The response rates induced by the use of DAAs in patients with MC were remarkably higher than those previously achieved with pegylated interferon-α/ribavirin, with or without rituximab. A much longer follow-up is desirable to achieve useful information in terms of persistent viral clearance and clinical response.

摘要

背景

在一组前瞻性纳入的丙型肝炎病毒(HCV)相关混合性冷球蛋白血症(MC)患者中评估了直接抗病毒药物(DAA)的疗效和安全性。MC是一种免疫复合物介导的中小血管血管炎,其中HCV的致病作用已得到明确证实。

方法

22例患者接受了DAA治疗。在基线、治疗结束(EoT)前每4周以及治疗结束后12周记录临床和实验室特征。主要疗效终点为:(a)治疗完成后12周持续病毒学应答(SVR12);(b)症状消退(临床应答);(c)冷球蛋白消失或冷沉淀比容降低≥50%(免疫应答)。完全缓解(CR)定义为所有三个主要终点均出现;部分缓解(PR)定义为出现SVR12,无论是否伴有免疫或临床应答;无应答定义为未达到所有三个终点。

结果

所有患者均达到SVR12。

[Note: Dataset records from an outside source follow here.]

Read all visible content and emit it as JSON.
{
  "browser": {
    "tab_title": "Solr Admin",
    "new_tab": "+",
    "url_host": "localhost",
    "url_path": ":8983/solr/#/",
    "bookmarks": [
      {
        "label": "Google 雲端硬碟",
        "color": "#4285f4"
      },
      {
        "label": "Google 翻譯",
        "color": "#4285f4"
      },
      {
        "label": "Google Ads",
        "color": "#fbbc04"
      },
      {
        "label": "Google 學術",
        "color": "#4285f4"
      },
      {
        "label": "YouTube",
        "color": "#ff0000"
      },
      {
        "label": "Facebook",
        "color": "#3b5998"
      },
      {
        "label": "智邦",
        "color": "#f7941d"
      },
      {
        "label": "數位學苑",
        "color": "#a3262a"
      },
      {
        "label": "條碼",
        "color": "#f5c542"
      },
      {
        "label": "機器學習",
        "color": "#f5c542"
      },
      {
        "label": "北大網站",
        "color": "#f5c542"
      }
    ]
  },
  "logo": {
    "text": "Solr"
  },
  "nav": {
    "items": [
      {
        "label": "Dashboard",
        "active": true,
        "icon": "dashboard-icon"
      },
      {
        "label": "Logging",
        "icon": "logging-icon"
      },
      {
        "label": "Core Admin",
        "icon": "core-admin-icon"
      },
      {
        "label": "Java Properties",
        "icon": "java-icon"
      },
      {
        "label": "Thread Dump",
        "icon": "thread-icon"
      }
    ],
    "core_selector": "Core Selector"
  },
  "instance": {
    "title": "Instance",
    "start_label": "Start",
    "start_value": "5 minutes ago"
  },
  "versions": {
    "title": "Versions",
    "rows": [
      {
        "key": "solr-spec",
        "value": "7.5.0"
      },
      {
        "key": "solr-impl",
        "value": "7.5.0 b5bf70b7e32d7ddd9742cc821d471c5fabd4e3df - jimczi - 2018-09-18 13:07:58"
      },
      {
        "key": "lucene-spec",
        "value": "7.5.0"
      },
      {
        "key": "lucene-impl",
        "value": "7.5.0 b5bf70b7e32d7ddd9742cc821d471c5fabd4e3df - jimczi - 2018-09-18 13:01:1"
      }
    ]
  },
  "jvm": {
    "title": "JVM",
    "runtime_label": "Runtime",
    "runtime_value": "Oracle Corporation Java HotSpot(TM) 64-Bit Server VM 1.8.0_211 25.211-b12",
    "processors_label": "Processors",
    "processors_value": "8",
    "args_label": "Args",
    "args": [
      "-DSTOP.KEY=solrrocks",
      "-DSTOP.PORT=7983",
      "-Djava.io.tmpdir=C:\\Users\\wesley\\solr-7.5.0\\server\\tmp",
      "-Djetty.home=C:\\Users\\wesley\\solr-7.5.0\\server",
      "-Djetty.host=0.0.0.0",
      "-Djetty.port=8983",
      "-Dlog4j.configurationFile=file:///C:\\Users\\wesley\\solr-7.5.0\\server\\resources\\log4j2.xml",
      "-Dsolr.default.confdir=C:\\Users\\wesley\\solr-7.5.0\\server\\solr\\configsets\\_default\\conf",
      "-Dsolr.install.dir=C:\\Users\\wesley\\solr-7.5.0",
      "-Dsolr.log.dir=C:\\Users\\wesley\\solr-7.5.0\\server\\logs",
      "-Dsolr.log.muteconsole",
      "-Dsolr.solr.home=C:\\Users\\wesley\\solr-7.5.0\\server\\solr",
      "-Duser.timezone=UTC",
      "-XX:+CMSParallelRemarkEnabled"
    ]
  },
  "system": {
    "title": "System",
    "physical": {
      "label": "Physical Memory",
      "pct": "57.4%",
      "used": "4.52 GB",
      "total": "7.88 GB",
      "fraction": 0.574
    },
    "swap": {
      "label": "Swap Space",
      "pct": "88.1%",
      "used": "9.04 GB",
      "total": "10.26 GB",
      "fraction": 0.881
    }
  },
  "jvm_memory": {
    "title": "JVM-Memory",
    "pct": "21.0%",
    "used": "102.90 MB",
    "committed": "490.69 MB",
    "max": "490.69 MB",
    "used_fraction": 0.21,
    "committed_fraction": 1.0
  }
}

与基线值相比,EoT和SVR12时平均冷沉淀比容值显著降低。还检测到丙氨酸转氨酶显著降低,补体成分C4水平平行升高。类风湿因子活性在EoT时显著降低,但在SVR12时未降低。在SVR12时,14例患者(63.7%)达到CR,8例患者(36.3%)达到PR。在1例小淋巴细胞淋巴瘤患者中,尽管病毒清除,但肿瘤仍进展。9例患者(40.9%)记录到轻度不良事件。

结论

MC患者使用DAA诱导的应答率显著高于既往使用聚乙二醇化干扰素-α/利巴韦林(无论是否联合利妥昔单抗)所取得的应答率。需要更长时间的随访以获得关于持续病毒清除和临床应答方面的有用信息。